In vitro transcription from pR promoter in the presence and absence of ppGpp and DksA. (A) Transcription in the presence of increasing concentrations of ppGpp (squares), DksA (triangles), DksA with addition of 200 μM ppGpp (closed circles) or ppGpp with addition of 400 nM DksA (open circles). RNAP and ppGpp/DksA were incubated 7 min at room temperature, then KCl was added (final concentration 140 mM) and temperature increased to 37°C prior to DNA addition. Transcription was initiated by adding of NTPs (see details in ‘Materials and Methods’ section). (B) Transcription in the presence of increasing concentrations of ppGpp (squares), DksA (triangles), DksA with addition of 200 μM ppGpp (closed circles) or ppGpp with addition of 400 nM DksA (open circles). RNAP, DNA, ppGpp/DksA were incubated in the buffer with KCl (150 mM) in 37°C then reaction was initiated by adding of NTPs. Transcription in the absence of ppGpp and DksA was set as 1. Data are from three independent experiments with error bars indicated. Inset: Autoradiogram of transcription illustrating the example experiment performed as described in (B), corresponding to the plots.

Figure 2.

In vivo activity of pR promoter (β-galactosidase activity) in wild-type, relA spoT (ppGpp-null), dksA and relA spoT dksA strains. Activity in the wild-type (wt) strain was set as 1 (actual value was 12318 ± 1003 Miller units). The data are from six independent measurements with SD indicated.

Figure 3.

The effects of ppGpp and DksA on pR promoter half-life. (A) The time course of competitor-resistant open complexes was monitored by in vitro transcription challenged by heparin in the presence of none addition (DksA storage buffer, open squares), ppGpp at 200 μM (closed squares), DksA at 400 nM (triangles) or DksA at 400 nM with addition of 200 μM ppGpp (circles). The values found at 20 s after competitor addition were set as 1. Data are the average from three independent experiments with standard errors. (B) The autoradiogram from the experiment performed as shown in the (A).

Figure 4.

The effect of ppGpp and DksA on the in vitro transcription initiation. Relative transcription levels at 3 min after the reaction start (in the time-course experiment) Autoradiogram of transcription products is inserted above the columns representing transcription from pR. DNA was incubated with ppGpp/DksA in buffer containing 150 mM KCl with no addition, ppGpp at 200 μM, DksA at 400 nM or DksA at 400 nM with addition of 200 μM ppGpp.

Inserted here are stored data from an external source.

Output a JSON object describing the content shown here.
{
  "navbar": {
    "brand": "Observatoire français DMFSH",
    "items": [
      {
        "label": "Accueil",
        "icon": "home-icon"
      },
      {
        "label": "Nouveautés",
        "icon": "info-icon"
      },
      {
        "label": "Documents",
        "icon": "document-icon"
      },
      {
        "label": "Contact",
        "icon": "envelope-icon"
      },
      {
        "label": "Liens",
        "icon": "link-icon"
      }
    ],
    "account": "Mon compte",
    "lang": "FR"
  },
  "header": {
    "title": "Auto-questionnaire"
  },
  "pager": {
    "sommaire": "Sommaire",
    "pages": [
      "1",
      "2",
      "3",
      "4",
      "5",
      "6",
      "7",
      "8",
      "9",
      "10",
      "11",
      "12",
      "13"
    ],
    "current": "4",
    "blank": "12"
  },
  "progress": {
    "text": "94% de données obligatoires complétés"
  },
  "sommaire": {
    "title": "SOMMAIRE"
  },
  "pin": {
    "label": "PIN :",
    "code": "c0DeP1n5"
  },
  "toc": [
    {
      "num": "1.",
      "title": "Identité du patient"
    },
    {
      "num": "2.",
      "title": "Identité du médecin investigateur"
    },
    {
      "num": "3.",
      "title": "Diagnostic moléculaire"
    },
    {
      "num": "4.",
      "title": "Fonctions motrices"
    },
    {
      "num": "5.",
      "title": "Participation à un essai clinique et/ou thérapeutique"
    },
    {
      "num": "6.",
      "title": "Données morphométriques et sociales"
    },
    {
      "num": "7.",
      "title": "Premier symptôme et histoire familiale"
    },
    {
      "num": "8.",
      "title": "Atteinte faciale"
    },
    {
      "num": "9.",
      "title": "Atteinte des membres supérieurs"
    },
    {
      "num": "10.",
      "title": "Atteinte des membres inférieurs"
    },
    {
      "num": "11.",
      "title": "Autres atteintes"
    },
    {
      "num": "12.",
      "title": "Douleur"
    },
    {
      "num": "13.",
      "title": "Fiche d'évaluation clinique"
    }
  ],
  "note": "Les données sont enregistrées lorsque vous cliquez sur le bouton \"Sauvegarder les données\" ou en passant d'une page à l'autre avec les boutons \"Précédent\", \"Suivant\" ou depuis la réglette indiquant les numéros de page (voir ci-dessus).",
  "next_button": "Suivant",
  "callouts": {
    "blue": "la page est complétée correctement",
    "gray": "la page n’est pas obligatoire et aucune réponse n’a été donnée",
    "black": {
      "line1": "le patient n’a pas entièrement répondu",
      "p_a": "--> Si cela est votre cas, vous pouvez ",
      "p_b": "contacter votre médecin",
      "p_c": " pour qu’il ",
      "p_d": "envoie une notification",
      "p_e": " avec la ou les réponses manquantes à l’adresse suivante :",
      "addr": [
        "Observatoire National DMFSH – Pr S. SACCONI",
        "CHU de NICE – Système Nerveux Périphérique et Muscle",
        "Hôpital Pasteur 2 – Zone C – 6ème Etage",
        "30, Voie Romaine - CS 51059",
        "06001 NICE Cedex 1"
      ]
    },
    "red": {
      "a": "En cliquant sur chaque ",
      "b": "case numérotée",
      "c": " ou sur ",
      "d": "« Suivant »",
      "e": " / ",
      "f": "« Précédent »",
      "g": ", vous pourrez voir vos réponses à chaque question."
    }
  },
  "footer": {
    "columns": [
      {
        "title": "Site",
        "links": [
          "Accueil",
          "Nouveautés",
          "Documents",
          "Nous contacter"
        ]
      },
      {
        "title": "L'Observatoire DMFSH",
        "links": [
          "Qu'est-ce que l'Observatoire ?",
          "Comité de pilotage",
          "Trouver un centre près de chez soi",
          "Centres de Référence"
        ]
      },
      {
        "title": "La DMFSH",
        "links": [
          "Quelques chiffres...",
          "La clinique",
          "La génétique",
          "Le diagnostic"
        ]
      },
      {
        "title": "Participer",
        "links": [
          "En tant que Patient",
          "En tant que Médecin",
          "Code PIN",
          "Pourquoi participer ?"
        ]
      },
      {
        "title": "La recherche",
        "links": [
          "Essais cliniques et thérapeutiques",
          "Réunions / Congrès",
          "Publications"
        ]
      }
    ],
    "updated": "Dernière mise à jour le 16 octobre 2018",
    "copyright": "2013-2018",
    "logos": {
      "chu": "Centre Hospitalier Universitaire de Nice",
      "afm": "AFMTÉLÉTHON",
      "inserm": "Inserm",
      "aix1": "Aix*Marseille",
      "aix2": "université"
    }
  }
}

The reaction was initiated by simultaneous addition of RNAP and NTP with heparin, and samples were withdrawn at indicated times. Values were normalized to the level of transcription for 30 min with no addition (set as 1). The results are from three independent experiments with standard errors.

Figure 5.

Binding of RNAP to pR DNA fragment. (A and C) Gel-shift assay using 15 ng of DNA and indicated amounts of the RNAP. (B and D) Quantification of the percentage of shifted (bound) DNA fragment. Symbols: none addition (DksA storage buffer, open squares), ppGpp at 200 μM (closed squares), DksA at 400 nM (triangles) or DksA at 400 nM with addition of 200 μM ppGpp (circles). In (C and D), ATP and UTP were present at 1 mM. The results are mean values from three measurements with error bars.

Figure 6.

Footprinting analysis of RNAP protection at pR promoter in the presence of ppGpp and/or DksA. Reactions contained double-stranded template with the 5′-end (P³²)-labeled, 40 nM RNAP, 400 μM ppGpp, 500 nM DksA, ATP and UTP at 1 mM, heparin at 100 µg/ml where indicated. In the lanes containing both DksA and ppGpp ‘1’ indicates the regulator added as first.